I imagined a crisis of imagination leading to this script. The author (”author,” Mavis always corrects anyone who calls her a “writer”) can’t write, as her protagonist cannot in the beginning. Fed up, the author decides to not filter anything, to do the authorial “fuck it” that her protagonist does with life. She sends Mavis off to do the least imaginitive thing possible, for her: get her high school boyfriend back. This is the author’s bare imaginitive act, while the rest is filled in with unhappy vignettes of mundanity: sending the dog out to feed from a plastic container that she never cleans up from the balcony (the camera shows us a pile), not connecting with but cynically sleeping with her date anyway, playing the same tired song on her mix tape over and over as she drives to her home town (which is tiresomely metaphoric). What was startling to me was the misery of interstate travel through small towns. Shot after shot of off-ramp chain eateries, mostly empty parking lots. This sort of imaginationlessness that Ashland, with its relative wealth, has relegated to the edges of town.
“I’ve lived here all my life,” I told her, “but then I don’t hate Ashland as much as she does Mercury.” Ashland sucks less than Mercury. It’s more bearable, and complicates the upward mobility narrative blackly played out in this movie. Even the terribly cruel and self-loathing probably wouldn’t say that only nothings live here, as one tragic and ignored character does to our blonde heroine. What I said to the other moviegoer was that there seem to be two endings: the conventional ending in which everything is wrapped up in the last ten minutes: She decides, somewhat bewilderingly, to move on with her life. She gets into her broken car, eyes sunken with makeup meant to amplify a lack of makeup, but changed for the better. What this neat ending doesn't deal with is what I called the other ending, but it's not really an ending: After sleeping with the self-described "fat geek," she comes upstairs in her wine-stained getup and sits at the kitchen table with his sister, who idolizes her. The sister gives her a pep talk that consists of Mavis being better than everyone in Mercury. She, after all, went to the city, and writes things. Everyone who lives in Mercury is meant to, because they are nothing. She eats this up, smiling, and is convinced to go back to Minneapolis. "Take me with you," the sister pleads. "You're good here, Sandra, you're good," Mavis says, and leaves.
It figures that I would think that it’s too bad that the “having a life” option in this movie is marriage. The lifeless are single; the living are married with children.

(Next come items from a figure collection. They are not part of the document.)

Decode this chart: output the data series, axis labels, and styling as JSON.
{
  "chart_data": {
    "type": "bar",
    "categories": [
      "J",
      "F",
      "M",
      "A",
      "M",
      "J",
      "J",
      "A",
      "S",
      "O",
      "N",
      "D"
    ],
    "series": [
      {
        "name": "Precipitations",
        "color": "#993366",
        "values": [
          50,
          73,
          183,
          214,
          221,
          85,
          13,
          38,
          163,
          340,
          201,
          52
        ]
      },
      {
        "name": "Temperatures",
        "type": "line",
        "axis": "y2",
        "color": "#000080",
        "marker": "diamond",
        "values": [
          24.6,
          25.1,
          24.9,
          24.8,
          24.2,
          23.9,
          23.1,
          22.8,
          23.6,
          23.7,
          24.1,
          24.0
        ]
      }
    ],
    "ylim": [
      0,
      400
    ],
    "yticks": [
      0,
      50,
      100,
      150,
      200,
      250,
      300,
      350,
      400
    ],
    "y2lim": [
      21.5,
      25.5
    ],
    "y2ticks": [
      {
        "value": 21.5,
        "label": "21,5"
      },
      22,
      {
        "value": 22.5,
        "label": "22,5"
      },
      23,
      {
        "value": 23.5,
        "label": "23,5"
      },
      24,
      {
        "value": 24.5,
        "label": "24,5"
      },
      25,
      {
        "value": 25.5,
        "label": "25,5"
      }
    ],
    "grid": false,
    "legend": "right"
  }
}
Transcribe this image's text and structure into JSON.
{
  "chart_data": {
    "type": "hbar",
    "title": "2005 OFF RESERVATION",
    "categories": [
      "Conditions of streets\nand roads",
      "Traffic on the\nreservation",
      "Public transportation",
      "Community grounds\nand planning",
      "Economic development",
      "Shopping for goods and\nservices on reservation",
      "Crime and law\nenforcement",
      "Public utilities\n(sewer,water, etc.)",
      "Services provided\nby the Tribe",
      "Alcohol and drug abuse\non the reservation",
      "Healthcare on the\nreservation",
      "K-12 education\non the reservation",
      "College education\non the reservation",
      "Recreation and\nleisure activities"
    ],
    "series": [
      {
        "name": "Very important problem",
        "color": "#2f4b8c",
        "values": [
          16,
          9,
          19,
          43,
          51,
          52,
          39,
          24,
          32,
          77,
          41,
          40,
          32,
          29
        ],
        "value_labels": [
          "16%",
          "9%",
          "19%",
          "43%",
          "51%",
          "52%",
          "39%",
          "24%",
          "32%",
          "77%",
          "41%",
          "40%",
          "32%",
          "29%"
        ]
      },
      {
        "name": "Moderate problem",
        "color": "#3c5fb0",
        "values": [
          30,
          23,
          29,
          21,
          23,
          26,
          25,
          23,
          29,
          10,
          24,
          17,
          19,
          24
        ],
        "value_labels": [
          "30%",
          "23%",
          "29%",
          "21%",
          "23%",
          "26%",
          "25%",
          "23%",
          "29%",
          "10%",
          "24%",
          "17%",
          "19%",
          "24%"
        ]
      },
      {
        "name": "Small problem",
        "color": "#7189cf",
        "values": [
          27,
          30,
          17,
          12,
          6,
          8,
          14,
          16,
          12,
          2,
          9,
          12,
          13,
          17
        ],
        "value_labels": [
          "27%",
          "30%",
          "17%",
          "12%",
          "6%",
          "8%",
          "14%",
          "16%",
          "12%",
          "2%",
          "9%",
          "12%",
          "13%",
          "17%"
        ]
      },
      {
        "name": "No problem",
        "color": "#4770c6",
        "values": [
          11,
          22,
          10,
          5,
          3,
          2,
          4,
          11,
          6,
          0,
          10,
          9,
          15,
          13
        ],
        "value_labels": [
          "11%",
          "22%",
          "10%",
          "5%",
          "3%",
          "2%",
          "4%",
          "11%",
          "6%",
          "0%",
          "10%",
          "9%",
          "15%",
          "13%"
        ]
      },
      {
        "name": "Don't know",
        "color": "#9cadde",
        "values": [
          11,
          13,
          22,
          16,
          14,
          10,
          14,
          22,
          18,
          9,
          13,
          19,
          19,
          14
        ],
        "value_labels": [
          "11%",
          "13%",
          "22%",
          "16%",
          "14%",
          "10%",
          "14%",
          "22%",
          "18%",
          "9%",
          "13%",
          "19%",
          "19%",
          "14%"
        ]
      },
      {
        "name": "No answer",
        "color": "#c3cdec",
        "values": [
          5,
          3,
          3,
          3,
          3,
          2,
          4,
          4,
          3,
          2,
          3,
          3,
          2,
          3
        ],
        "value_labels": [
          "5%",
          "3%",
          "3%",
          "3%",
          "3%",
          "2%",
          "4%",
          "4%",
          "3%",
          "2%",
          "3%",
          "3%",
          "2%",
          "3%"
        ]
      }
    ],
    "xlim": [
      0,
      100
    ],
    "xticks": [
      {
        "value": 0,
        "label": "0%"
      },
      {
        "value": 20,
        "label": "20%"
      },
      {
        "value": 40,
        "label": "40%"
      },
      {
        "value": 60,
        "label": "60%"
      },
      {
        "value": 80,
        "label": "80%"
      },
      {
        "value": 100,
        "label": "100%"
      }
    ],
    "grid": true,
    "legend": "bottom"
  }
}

It was not the sort of movie during which you have to keep from peeing your pants because you laugh so hard. But then, thankfully, it was also not the sort of movie in which characters regularly pee their pants to make you laugh. The most it ever roused the audience to was a sharp chuckle. More often I breathed out loudly through my nose in that barely laugh that's like a whisper. We all began laughing because, I guess, we expected a comedy to be funny. At some point we stopped straining.